Un’automobile percorre l’autostrada, a notte fonda. Una donna e una bambina addormentata accanto viaggiano verso una meta sconosciuta. Inizia così “Raccontami tu”, il nuovo lavoro di Maristella Lippolis, originaria di Imperia ma da anni trapiantata a Pescara, reduce dalla presentazione all'Aquila. In questa conversazione con ImpaginatoQuotidiano racconta il suo libro e si racconta.
Da cosa sta fuggendo Caterina? E dove la condurrà quel viaggio? “La passione di esprimere i pensieri, le sensazioni, i sentimenti attraverso la scrittura l'ho sempre avuta fin da ragazzina – esordisce -. Poi l'ho coltivata a fasi alterne fino alla fine degli anni '80, quando ho capito che era proprio quello che volevo fare, in maniera più seria e completa. Quindi ho iniziato a scrivere racconti e li ho mandati per prova ad una rivista, vincendo una serie di selezioni.
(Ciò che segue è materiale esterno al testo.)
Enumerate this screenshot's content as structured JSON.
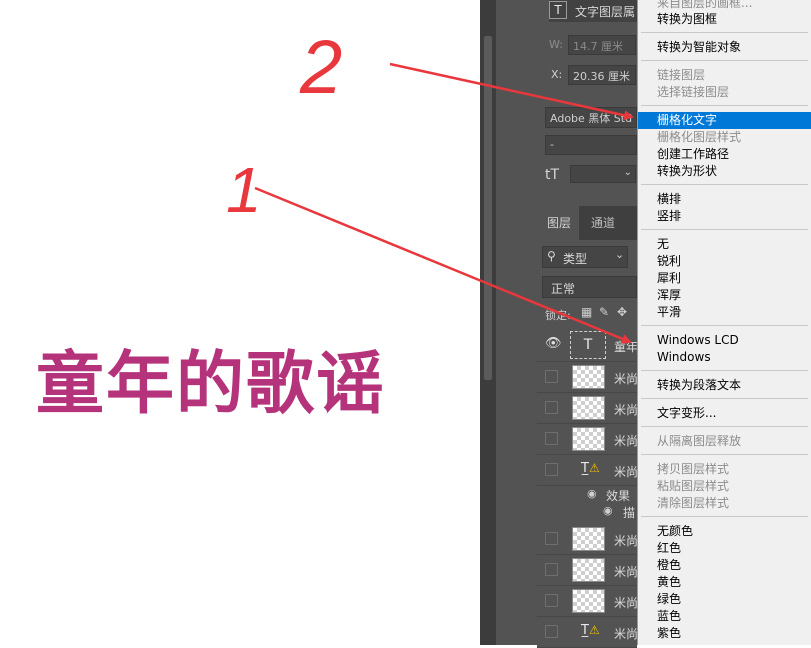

Non mi sono mai fermata, compatibilmente con le esigenze e gli impegni della vita naturalmente”.
Vive in Abruzzo dal 1970, aveva 20 anni quando ha lasciato la Liguria, “mi sento abruzzese a tutti gli effetti, con la fortuna però di avere due terre dalle quali attingere e trarre linfa vitale”.
E ancora: “Ho un rapporto molto positivo, a Pescara sono arrivata e mi sono fermata essendomi trovata bene. Quest'ultimo romanzo è ambientato proprio a Pescara, è la prima volta che lo faccio in maniera così esplicita, nominando luoghi specifici. Essendo una storia di fuga e accoglienza, mi sembrava particolarmente adatta a questa città”.
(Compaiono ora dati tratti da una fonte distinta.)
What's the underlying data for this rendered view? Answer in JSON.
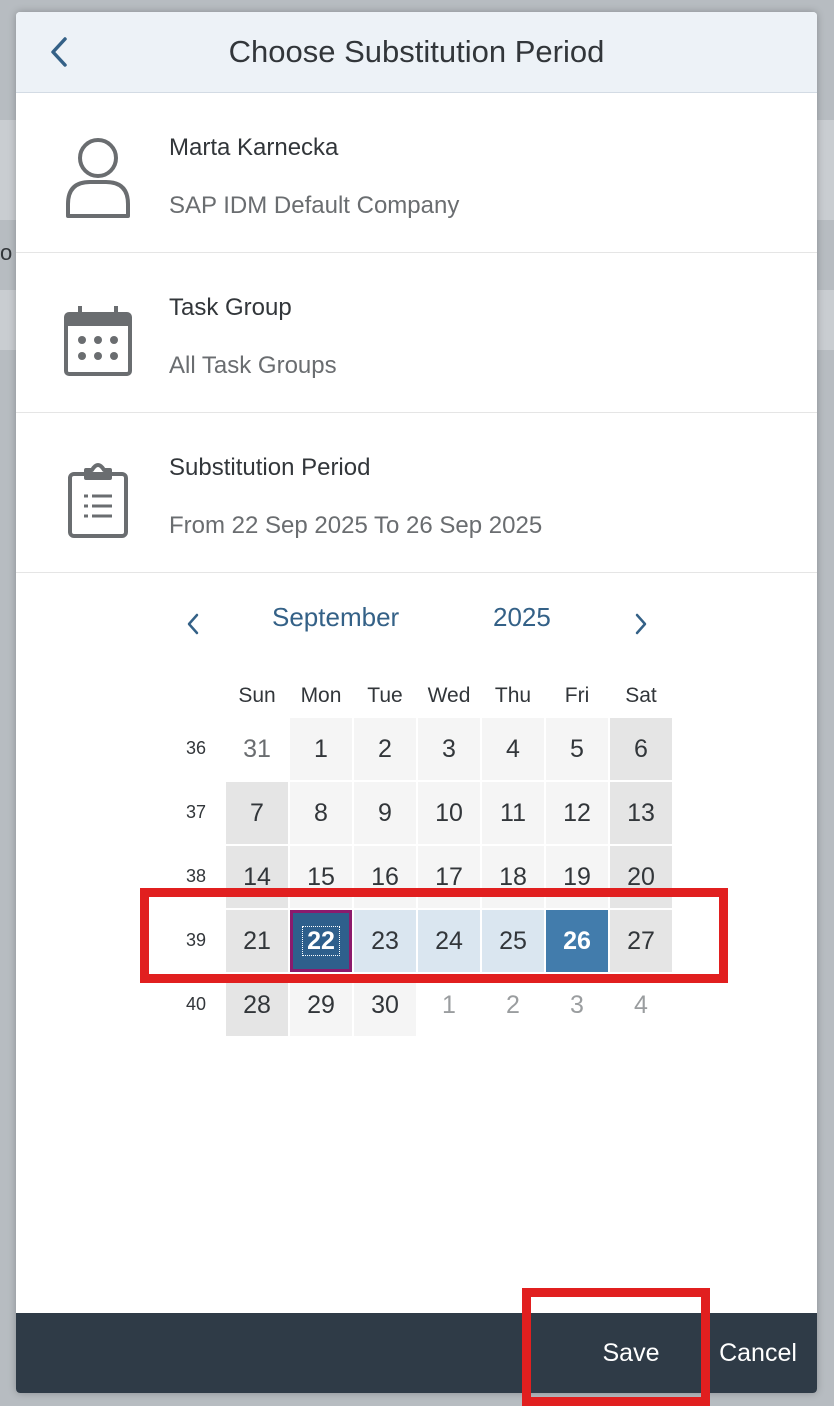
{
  "header": {
    "title": "Choose Substitution Period"
  },
  "person": {
    "name": "Marta Karnecka",
    "company": "SAP IDM Default Company"
  },
  "task_group": {
    "label": "Task Group",
    "value": "All Task Groups"
  },
  "period": {
    "label": "Substitution Period",
    "value": "From 22 Sep 2025 To 26 Sep 2025"
  },
  "calendar": {
    "month": "September",
    "year": "2025",
    "weekdays": [
      "Sun",
      "Mon",
      "Tue",
      "Wed",
      "Thu",
      "Fri",
      "Sat"
    ],
    "weeks": [
      {
        "num": "36",
        "days": [
          "31",
          "1",
          "2",
          "3",
          "4",
          "5",
          "6"
        ]
      },
      {
        "num": "37",
        "days": [
          "7",
          "8",
          "9",
          "10",
          "11",
          "12",
          "13"
        ]
      },
      {
        "num": "38",
        "days": [
          "14",
          "15",
          "16",
          "17",
          "18",
          "19",
          "20"
        ]
      },
      {
        "num": "39",
        "days": [
          "21",
          "22",
          "23",
          "24",
          "25",
          "26",
          "27"
        ]
      },
      {
        "num": "40",
        "days": [
          "28",
          "29",
          "30",
          "1",
          "2",
          "3",
          "4"
        ]
      }
    ],
    "range_start": "22",
    "range_end": "26"
  },
  "footer": {
    "save": "Save",
    "cancel": "Cancel"
  },
  "background": {
    "fragment": "o"
  }
}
Ma cosa l'ha ispirata nella stesura di "Raccontami tu"? “E'una delle domande più difficili alle quali mi trovo a rispondere. Non c'è mai un motivo di ispirazione teorico, le storie si presentano a volte come fulminazioni, come personaggi, nel mio caso quasi sempre femminili. Mi è venuta in mente questa donna, con una piccola bambina che doveva in qualche modo mettersi in salvo: da questi presupposti ho cominciato a scrivere la storia attorno a lei per raccontare da cosa stava scappando, che cosa le succedeva.
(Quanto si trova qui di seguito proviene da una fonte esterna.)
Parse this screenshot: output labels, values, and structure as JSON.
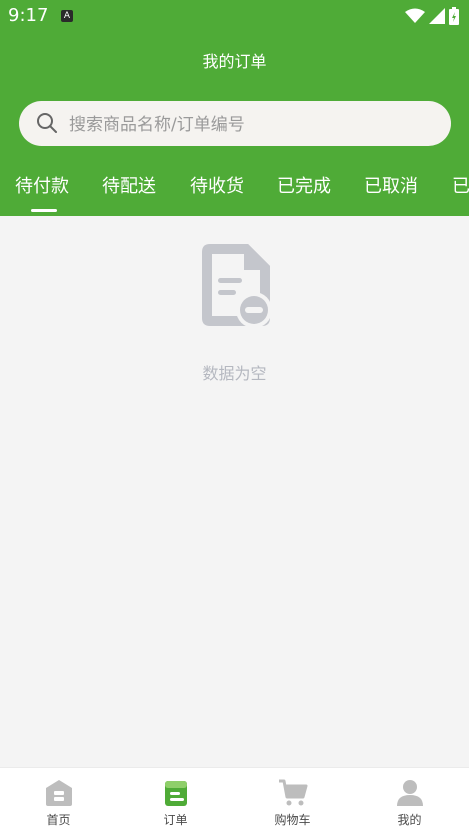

Quale messaggio vuole trasmettere? Le sue non sono mai storie leggere, “hanno una certa carica di drammaticità, però se c'è un filo conduttore che le accomuna è sempre questa fiducia nella forza delle donne, della loro capacità di reagire, di ricominciare da capo”.
Qui i personaggi femminili sono tre: Caterina, Dina e Alice, che si incontrano, più o meno casualmente e devono ricostruire la propria vita. “Lo fanno, aiutandosi a vicenda. Il messaggio è questo: quando una donna vuole, ce la può fare. Ci si può salvare la vita o la si può migliorare”.